Por isso, parece que se não colocarmos nosso prazer supremo nestas coisas
aqui - que não podemos ser felizes daqui em diante; pois não haverá mudança de
disposições em um estado futuro, mas apenas a perfeição dessas disposições predominantes
em nós aqui embaixo, sejam boas ou más. Ou o céu deve ser mudado; ou o pecador,
antes que ele possa ser feliz lá. Por isso também parece que Deus, excluindo-os
do céu, não é mais por um ato de crueldade, do que o fato de não admitir um
doente a um banquete, que não tem prazer nos entretenimentos; ou para não
trazer um cego à luz do sol, ou para ver uma bela perspectiva.
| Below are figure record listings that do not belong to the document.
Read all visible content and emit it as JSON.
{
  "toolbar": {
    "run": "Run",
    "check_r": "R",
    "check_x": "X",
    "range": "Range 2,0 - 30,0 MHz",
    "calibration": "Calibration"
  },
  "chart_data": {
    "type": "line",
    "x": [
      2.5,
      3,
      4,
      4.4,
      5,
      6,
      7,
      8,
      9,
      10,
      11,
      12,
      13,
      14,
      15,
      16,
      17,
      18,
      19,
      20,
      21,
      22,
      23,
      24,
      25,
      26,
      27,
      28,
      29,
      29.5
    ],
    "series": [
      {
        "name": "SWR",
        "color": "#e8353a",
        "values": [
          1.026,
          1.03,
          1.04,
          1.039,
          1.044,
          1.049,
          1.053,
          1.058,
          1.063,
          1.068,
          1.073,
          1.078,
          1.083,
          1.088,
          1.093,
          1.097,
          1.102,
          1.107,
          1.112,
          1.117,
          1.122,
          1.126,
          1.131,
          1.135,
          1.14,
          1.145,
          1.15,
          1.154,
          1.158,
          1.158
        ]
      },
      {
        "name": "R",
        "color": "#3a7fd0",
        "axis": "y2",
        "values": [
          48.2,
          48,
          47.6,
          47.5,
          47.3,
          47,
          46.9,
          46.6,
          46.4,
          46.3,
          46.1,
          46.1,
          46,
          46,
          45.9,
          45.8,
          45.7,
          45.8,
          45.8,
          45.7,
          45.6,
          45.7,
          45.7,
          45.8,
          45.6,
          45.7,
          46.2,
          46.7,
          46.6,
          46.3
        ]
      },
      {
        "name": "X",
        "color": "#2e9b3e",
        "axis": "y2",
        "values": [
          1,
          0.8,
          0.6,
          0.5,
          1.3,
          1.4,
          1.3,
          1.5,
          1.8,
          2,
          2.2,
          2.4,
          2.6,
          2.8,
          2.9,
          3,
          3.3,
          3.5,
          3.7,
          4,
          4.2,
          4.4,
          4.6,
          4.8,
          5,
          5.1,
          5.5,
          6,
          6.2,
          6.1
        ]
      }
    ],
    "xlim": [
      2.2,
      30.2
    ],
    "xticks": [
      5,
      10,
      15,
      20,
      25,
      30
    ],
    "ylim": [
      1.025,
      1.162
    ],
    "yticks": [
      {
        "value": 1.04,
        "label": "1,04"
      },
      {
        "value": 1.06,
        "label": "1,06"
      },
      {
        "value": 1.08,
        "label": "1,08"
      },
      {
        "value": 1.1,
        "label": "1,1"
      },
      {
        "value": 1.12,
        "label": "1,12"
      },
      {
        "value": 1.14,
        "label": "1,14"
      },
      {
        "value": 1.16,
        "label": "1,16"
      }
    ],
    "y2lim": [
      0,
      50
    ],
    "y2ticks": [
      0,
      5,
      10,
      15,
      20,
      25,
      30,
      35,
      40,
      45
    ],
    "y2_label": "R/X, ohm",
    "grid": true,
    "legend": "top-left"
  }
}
Vemos então que a santidade é absolutamente necessária; e que deve haver
grande empenho em segui-la, conforme a ordenança bíblica; porque se não, não vemos
o Senhor, e nunca veremos a felicidade. Nós somos cortados na morte de todos os
prazeres terrenos, e não podemos mais fazer experimentos para satisfazer nossos
desejos ilimitados com eles; e não temos Deus para suprir o seu lugar. Somos
banidos de todas as alegrias do céu, e quão vasta, tão inconcebivelmente vasta
é a perda! Estamos condenados às regiões da escuridão para sempre, para
suportar a vingança do fogo eterno, sentir os golpes de uma consciência culpada
e passar uma eternidade numa horrível intimidade com demônios infernais! E não
preferiríamos então seguir a santidade, do que sofrer um desastre tão terrível?
Pelos terrores do Senhor, então, seja persuadido a quebrar seus pecados pela
justiça, e seguir a santidade; sem a qual ninguém verá o Senhor!